Upon progressions that were not deaths, patients were assumed to be treated with another round of systemic therapy. We had no data on the specific types of progression and it was not clear that progression type or the indicated treatment would be expected to differ significantly between the interventions so the committee thought this simplifying assumption reasonable. There are a very large number of systemic therapy options available in NSCLC (see RQ 3.3 of this update for a full algorithm) so costing them all and factoring in their differential benefits in this patient population would have been impractical and subject to high uncertainty. These treatment options have typically been the subject of NICE Technology Appraisals and therefore represent cost-effective additions to the care pathway, but additions that the committee was aware were unlikely to add much in terms of net monetary benefit. This is because Technology Appraisal approved drugs in advanced cancer rarely have base case ICERs significantly lower than the upper limit of the ICER range normally considered cost effective by NICE. The committee also noted that much of the evidence in this model came from survival data collected before many of these drugs were widely available. They therefore thought that the net monetary benefit associated with systemic therapy could reasonably be approximated using the costs of platinum doublet chemotherapy. Four cycles of oral vinorelbine with carboplatin was again chosen for this purpose and the overall cost of systemic therapy for progression was explored in sensitivity analysis.

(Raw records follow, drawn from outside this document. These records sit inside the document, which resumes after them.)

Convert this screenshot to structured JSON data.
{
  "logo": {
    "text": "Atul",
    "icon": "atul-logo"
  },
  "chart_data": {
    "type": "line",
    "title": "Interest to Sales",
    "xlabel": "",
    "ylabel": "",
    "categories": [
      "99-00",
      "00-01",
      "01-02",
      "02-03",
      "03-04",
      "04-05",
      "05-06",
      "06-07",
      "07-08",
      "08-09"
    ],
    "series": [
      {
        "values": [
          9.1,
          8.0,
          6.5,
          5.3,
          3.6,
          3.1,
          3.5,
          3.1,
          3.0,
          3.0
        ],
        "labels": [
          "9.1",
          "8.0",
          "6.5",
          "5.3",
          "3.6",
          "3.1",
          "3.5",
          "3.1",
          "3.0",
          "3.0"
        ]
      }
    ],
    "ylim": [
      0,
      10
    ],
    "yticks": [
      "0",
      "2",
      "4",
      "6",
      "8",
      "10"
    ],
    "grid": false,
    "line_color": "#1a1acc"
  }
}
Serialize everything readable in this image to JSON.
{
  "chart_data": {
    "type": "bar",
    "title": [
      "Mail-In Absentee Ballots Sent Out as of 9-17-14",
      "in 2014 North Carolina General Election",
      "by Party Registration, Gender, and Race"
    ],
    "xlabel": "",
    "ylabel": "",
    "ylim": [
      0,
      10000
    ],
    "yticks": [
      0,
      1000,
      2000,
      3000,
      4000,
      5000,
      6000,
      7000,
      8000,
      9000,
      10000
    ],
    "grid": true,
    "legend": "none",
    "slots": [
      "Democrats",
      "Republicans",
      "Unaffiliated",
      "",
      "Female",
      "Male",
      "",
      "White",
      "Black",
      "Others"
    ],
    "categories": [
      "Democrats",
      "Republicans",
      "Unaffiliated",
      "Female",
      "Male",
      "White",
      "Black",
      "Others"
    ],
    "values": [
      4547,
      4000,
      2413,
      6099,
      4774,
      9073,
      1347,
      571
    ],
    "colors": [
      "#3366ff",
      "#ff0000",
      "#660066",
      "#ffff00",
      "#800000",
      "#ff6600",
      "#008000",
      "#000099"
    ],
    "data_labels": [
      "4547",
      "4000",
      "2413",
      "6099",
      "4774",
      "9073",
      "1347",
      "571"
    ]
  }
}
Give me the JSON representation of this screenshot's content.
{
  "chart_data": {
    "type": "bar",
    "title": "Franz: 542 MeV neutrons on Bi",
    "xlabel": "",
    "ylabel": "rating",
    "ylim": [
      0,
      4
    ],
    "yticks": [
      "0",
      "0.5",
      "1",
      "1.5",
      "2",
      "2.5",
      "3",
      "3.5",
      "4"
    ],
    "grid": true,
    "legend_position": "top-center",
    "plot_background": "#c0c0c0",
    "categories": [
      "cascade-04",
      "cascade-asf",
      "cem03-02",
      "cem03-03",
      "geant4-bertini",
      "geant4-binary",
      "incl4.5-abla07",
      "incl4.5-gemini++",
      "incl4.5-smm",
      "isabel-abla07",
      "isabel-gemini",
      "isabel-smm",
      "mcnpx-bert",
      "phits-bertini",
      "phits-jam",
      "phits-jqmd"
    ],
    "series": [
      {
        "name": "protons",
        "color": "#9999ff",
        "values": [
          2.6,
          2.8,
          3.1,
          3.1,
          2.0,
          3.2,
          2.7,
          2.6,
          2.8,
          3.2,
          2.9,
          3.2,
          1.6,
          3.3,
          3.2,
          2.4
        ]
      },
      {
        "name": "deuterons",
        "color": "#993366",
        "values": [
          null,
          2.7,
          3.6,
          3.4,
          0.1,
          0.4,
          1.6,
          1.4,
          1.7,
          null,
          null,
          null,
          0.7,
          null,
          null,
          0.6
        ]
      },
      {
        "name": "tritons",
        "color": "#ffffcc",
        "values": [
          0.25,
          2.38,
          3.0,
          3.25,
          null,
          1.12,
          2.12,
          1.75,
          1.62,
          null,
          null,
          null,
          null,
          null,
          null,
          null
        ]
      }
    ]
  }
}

Table 29. Progressions that are deaths

The committee noted the convergence of the overall and progression free survival curves and made the assumption that progression-free survival would equal overall survival at the study endpoint of 5 years. They felt that NSCLC would be highly unlikely to recur in the vast majority of patients who were alive and unprogressed at this point. The number of progressions for each intervention during the first 5 years was therefore calculated by multiplying one minus the proportion still alive by one minus the proportion of progressions that were deaths.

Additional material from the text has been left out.